What I mean by “dyad compression” Compression = two segments behaving like one unit under load. Common dyads: forearm ↔ wrist, wrist ↔ hand, hand ↔ tool/ball. When the dyad stays “stuck,” the system loses room for glide.
Why “carpal tunnel” can show up Repeated grip + fixed wrist/forearm strategies can increase pressure. Less “give” in the system can mean more friction and irritation over time. The label matters less than the pattern: repetition + compression.
Repetitive anti-rotation as a possible driver “Anti-rotation” here = preventing rotation (staying square) by stiffening through the forearm/wrist/hand while doing repetitive tasks. Stiffening makes forearm + wrist act like one locked unit. Precision tasks still demand output → grip pressure rises. Over time: less glide, more friction, more sensitivity.
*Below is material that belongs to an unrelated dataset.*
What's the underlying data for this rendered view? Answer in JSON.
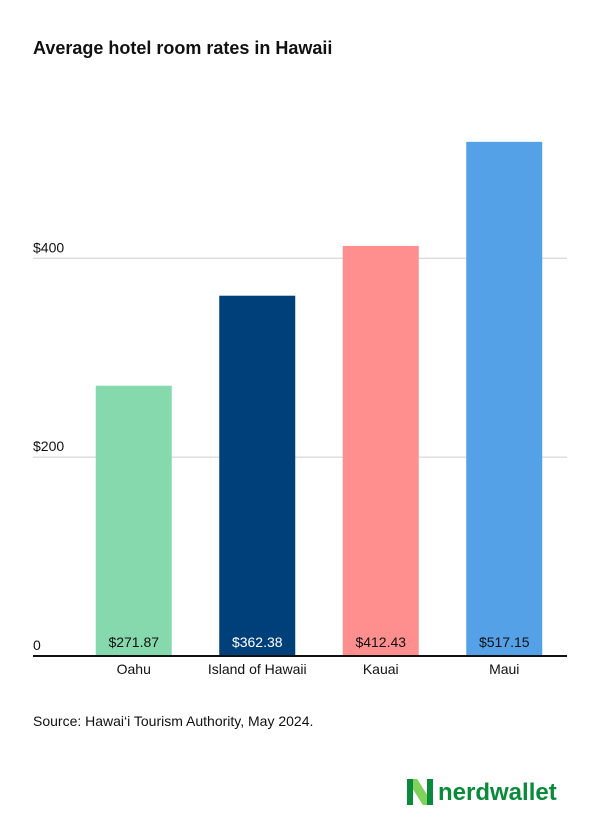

Bowling: a real-world anti-rotation trap The ball’s weight encourages constant gripping under load. Accuracy often comes from suppressing rotation late in the swing/release. The wrist may stay in extension + deviation to “guide” the ball. Result: forearm ↔ wrist ↔ hand becomes a compressed dyad.
Signals worth noticing Tingling/numbness/weakness, especially with long bouts of repetition. Forearm tightness that seems to “pull” into the wrist/hand. Symptoms worse when you rely on stiffness for accuracy.
Pattern audit (quick checks) Bowling: do you lock rotation to guide the ball at release? Bowling: does grip pressure spike late in the swing? Mouse: do you steer from the wrist instead of repositioning the forearm? Training: do you “brace” the wrist to stop rotation under load?